Отрицательный характер, пустота и бессодержательность безбожия, не говоря уже об его уродливости, охлаждая склонность к нему в отдельных людях, еще менее могут удовлетворять целые нации, массы людей. Действительно, безбожие овладевало духом времени и становилось повальной болезнью очень редко, только в критические, болезненные эпохи. Для порождения безбожной эпохи нужно сочетание многих неблагоприятных для здорового развития условий. Таких эпох, когда теоретическое и практическое безбожие проникало и отравляло своим ядом дух времени и распространялось повально, и всего-то было три. Неспособность безбожия удовлетворять насущные потребности здорового общества, полное несоответствие его последним обнаруживаются и в кратковременности этих эпох.

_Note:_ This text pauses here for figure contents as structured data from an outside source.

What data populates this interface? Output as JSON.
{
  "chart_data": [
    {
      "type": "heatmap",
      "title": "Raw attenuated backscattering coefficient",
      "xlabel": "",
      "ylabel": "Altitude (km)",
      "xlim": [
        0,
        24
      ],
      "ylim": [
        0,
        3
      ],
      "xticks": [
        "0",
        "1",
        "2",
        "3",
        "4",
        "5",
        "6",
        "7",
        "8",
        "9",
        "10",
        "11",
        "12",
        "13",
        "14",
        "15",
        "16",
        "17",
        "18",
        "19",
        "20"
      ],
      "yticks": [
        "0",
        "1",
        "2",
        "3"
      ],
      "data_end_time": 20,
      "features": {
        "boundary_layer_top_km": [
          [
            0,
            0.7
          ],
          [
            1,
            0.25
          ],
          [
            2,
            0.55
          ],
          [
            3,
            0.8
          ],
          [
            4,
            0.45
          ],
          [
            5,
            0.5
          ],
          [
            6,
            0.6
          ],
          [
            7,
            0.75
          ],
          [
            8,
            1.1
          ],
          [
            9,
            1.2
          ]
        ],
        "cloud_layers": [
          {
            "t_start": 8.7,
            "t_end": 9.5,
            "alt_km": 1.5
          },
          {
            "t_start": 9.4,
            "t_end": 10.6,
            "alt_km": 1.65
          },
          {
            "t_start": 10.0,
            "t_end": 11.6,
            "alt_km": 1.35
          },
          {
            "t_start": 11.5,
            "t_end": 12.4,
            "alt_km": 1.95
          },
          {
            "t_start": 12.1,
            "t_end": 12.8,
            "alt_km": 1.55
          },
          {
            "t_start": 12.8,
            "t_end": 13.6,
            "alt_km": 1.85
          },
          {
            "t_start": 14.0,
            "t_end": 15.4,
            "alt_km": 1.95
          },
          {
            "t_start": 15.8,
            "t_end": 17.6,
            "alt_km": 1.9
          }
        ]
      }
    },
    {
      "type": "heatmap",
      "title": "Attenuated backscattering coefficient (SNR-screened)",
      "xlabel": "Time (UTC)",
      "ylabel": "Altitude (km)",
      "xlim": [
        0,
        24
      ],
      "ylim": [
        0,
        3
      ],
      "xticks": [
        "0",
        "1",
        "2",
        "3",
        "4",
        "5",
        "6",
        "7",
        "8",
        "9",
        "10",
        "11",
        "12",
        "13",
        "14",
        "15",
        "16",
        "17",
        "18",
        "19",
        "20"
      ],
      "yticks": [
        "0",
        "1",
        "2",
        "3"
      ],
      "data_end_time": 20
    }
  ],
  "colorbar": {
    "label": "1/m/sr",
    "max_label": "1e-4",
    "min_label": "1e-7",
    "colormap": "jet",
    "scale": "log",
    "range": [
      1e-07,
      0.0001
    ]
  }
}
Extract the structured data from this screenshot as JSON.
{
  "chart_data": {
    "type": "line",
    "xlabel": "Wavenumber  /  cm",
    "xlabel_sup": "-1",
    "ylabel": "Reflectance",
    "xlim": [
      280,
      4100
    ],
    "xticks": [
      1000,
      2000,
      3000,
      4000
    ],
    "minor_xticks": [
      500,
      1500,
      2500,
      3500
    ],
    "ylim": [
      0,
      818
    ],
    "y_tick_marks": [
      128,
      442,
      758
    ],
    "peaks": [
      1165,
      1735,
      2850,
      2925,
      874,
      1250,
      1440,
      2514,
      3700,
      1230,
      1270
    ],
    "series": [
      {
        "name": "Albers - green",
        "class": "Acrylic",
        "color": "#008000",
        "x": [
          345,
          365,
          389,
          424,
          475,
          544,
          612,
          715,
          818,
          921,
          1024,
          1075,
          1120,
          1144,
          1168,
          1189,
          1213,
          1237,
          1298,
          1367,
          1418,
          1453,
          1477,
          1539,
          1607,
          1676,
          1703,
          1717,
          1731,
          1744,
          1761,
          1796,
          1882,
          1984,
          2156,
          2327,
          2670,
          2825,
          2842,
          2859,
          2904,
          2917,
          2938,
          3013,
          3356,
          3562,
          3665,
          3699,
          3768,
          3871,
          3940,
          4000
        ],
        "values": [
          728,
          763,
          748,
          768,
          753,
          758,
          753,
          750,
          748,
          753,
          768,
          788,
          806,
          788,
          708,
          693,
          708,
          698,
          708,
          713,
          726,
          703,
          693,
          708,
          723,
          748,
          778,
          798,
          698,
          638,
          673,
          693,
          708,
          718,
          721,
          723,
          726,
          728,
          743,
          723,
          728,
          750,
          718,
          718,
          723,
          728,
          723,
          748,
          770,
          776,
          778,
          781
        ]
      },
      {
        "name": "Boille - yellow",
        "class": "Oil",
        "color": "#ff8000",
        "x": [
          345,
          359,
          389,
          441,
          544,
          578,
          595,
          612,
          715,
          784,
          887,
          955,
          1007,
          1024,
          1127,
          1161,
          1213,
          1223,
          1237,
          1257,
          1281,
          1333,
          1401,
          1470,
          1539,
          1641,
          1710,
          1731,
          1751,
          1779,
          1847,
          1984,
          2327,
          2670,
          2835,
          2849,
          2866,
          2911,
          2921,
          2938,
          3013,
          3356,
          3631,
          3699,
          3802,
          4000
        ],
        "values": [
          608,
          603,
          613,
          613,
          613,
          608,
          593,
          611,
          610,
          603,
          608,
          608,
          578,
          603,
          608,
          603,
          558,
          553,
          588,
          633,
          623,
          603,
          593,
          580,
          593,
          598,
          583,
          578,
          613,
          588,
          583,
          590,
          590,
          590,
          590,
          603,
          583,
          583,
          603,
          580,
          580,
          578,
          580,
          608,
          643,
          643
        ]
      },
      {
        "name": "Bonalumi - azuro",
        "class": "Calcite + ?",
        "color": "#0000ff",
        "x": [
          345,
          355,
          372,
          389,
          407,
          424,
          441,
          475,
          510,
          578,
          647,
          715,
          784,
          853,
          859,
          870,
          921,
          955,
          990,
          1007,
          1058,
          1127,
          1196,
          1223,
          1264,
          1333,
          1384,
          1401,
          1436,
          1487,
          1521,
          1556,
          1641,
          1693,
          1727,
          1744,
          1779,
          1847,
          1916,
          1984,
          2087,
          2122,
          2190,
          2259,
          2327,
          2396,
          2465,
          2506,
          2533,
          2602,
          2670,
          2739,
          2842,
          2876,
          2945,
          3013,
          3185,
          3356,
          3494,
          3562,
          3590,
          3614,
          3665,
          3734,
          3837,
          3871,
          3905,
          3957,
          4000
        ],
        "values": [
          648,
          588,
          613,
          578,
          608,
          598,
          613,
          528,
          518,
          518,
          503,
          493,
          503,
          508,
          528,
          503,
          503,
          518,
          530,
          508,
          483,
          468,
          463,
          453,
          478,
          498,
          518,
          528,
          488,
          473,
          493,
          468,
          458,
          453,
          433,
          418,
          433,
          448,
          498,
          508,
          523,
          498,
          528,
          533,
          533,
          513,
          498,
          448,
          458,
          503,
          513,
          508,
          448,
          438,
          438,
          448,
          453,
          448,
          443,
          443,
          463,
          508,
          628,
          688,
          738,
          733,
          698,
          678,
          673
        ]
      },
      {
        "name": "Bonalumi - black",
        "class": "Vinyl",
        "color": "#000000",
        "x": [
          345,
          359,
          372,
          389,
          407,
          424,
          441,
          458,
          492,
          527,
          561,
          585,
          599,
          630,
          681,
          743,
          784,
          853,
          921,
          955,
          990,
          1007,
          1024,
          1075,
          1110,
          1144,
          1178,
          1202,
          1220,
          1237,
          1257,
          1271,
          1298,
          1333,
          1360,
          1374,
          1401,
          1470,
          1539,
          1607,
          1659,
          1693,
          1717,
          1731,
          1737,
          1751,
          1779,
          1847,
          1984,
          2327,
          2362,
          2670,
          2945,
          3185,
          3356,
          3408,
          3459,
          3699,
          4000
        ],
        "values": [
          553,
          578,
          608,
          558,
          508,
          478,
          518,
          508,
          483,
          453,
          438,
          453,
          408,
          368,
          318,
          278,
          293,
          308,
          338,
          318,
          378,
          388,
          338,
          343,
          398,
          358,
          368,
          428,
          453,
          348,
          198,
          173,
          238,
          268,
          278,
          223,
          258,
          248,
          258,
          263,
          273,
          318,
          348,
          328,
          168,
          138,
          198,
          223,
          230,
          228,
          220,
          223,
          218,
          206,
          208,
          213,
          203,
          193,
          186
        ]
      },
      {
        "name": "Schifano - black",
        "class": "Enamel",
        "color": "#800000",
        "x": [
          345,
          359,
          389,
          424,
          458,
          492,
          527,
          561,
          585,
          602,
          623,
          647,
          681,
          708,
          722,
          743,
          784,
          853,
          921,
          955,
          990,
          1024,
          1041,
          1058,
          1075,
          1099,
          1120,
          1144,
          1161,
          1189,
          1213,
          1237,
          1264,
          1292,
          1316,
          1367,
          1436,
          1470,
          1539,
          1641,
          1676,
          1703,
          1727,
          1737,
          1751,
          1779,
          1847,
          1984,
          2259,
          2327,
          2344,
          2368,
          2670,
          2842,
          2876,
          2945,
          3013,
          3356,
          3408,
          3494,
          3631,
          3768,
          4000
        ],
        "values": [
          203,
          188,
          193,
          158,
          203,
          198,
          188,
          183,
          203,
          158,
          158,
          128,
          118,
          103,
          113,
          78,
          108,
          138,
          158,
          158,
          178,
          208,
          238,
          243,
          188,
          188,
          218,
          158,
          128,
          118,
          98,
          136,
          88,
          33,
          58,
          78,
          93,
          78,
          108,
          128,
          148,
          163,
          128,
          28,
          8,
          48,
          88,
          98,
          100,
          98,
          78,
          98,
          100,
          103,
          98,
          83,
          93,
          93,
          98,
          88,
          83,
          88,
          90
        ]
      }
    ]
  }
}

Возьмем в пример вторую из этих эпох – эпоху французского вольномыслия второй половины прошлого века, как вполне закончившуюся и наиболее нам известную. Вольтерьянцы, дожившие до глубокой старости, изредка встречались еще и в половине текущего столетия, даже в шестидесятых годах, т. е., столетие спустя после начала эпохи безбожия французских энциклопедистов; но это были жалкие мертвые остатки духа давно прошедшего времени. Эпоха господства и распространения безбожия энциклопедистов и Вольтера, если не считать подготовительной к ней стадии и оставшихся по окончании ее следов, продолжалась не больше, даже меньше, полустолетия. Реакция против безбожия началась еще в самый разгар этой эпохи, вызванная страшными кровопролитиями французской революции и особенно взаимной резней самих республиканцев. В России царствование Павла I было уже реакционным по отношению к французскому вольномыслию, а во время Наполеоновских войн реакция была уже во всей силе, распространилась по всей Европе. Некоторые события в двадцатых годах были только слабым возвратом духа первой революции и при том они были отпрысками политической и социальной сторон ее, а не ее противорелигиозного духа.

По мере того, как усиливается и распространяется реакция против безбожия, дерзость, деятельность, дух и влиятельность безбожников ослабевают, а мужество, энергия и успех проповеди их противников усиливаются. Вместе с тем число вновь обращающихся к безбожию уменьшается; а с другой стороны, те, которые сделались безбожниками не по глубокому убеждению, не в силу размышления и нравственной борьбы, а или по юношескому увлечению, или из легкомысленного подражания, или под влиянием духа времени, или по невежеству, или под давлением сильного характера другого человека и т. п., легко оставляют заблуждение и становятся христианами. А таких неверующих без твердого убеждения, безбожников – индифферентистов в эпохи неверия бывает огромное большинство из числа всех неверующих. Эти-то малоубежденные безбожники в дни реакции первые сворачивают с пути неверия и вот почему ряды безбожников заметно редеют еще раньше, чем реакция достигает своей вершины.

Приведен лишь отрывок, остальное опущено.